Medieval Music History

In the work De institutione Musica (Instructions on Music), the Roman official and philosopher Boethius introduces three different categories of music: the world (mundana); human (humana): and practical (instrumentalis), thus dividing the theoretical, writing and performing in one person, three aspects. Boethius introduces for the first time a musician as a philosopher and priest of harmony who, in fact, for more than a half thousand years defines the paradigm of the creation of the composer. The invention of a Latin letter notation is also ascribed to Boethius, but his first monuments were only dated back to us in the 11th century.

The pontifical chorus of liturgical singing, both from Europe and Byzantine the Levant and North Africa, was picked and processed for roughly the past three centuries. The outcome was a book of chants – Pope Gregory I the Great’s antiphonary.

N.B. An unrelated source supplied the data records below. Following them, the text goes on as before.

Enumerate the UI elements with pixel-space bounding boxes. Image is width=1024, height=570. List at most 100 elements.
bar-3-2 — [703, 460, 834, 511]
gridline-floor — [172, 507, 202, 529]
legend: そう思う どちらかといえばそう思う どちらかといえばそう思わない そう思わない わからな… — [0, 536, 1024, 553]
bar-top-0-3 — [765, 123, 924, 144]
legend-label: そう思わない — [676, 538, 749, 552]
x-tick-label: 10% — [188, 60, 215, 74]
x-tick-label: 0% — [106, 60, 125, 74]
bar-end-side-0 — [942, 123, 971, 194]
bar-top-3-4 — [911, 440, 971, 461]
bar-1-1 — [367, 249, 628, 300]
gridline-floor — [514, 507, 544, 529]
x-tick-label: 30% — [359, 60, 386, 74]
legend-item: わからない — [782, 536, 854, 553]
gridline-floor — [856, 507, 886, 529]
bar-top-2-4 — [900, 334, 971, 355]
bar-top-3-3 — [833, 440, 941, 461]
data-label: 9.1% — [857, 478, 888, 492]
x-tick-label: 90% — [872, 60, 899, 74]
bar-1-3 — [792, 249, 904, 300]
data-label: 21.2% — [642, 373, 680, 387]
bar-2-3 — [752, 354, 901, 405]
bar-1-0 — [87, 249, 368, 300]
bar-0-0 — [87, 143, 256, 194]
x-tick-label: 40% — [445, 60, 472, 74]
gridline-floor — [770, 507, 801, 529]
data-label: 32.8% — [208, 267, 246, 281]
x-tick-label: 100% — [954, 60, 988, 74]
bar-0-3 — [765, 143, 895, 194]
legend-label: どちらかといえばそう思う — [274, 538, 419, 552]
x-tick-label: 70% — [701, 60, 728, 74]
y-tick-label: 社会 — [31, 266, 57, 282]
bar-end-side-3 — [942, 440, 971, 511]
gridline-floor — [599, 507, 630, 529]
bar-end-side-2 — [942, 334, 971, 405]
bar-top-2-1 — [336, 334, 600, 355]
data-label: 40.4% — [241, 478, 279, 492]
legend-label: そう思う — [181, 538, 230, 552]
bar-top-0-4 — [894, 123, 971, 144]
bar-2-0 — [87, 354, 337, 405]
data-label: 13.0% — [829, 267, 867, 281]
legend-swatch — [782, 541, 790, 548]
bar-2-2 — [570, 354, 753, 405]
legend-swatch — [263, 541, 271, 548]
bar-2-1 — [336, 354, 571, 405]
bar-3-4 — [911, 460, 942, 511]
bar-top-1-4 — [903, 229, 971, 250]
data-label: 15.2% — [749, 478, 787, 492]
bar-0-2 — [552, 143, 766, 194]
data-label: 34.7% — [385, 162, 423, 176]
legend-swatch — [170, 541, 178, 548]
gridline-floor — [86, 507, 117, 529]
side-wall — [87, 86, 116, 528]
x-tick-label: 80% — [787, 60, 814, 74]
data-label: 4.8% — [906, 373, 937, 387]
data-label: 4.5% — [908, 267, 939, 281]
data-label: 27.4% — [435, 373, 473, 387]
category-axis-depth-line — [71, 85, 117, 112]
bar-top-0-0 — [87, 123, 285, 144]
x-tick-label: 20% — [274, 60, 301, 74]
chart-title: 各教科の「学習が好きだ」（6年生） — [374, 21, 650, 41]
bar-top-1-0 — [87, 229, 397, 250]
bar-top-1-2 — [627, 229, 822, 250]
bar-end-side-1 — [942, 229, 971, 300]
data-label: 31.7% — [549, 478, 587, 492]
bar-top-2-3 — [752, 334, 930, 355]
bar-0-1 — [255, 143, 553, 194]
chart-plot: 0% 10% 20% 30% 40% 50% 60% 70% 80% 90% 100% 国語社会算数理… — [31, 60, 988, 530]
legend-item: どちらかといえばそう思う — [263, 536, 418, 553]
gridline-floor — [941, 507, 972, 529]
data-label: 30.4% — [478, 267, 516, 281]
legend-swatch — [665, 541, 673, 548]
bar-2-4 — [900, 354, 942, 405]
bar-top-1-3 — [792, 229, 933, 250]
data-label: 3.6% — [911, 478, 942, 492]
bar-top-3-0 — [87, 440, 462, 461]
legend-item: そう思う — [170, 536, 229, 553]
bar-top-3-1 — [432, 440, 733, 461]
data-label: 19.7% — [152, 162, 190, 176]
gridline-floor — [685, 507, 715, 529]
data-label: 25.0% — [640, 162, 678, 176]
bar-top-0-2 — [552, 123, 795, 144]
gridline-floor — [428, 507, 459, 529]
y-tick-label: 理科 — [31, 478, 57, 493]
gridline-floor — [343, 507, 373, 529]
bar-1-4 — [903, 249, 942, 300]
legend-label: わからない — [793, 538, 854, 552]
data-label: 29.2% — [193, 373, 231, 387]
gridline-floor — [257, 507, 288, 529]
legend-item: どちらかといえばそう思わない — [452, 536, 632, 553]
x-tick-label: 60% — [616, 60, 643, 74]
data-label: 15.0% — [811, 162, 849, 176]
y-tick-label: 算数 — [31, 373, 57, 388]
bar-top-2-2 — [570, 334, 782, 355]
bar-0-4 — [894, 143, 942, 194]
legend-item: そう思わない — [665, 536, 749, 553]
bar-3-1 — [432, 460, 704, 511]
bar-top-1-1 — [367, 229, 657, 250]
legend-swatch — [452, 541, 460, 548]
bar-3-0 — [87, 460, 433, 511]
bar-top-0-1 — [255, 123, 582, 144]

There were no musical indications in the initial editions, homepage but simply words. The songs were passed orally themselves. For many years the fundamental melodic source of European music became the Gregorian chant, or “singing plain.”

A collection of church churches from the Eastern (Orthodox) churches like the antiphonary of Pope Gregory was made in Constantinople, which became from the 4th century the principal center of the singing culture of the Greater Church (the Church before its division).

His primary distinction from Gregorian chants was the method for arranging the chants in eight tones – eight separate modes that were employed in turn during the annual liturgical cycle, as well as the Christians exploited the old musical heritage. Over the years, the Orthodox countries have evolved a separately Byzantine system of osmoglasia. Russia has thus evolved its own system – znamenny, which has an enormous influence on the Russian music. This is Mussorgsky’s operatic work and Rachmaninoff’s music, which constructed one of his renowned Third Piano Concerto themes on Znamenny’s chant (1909) and the topic of fate in the Third Symphony.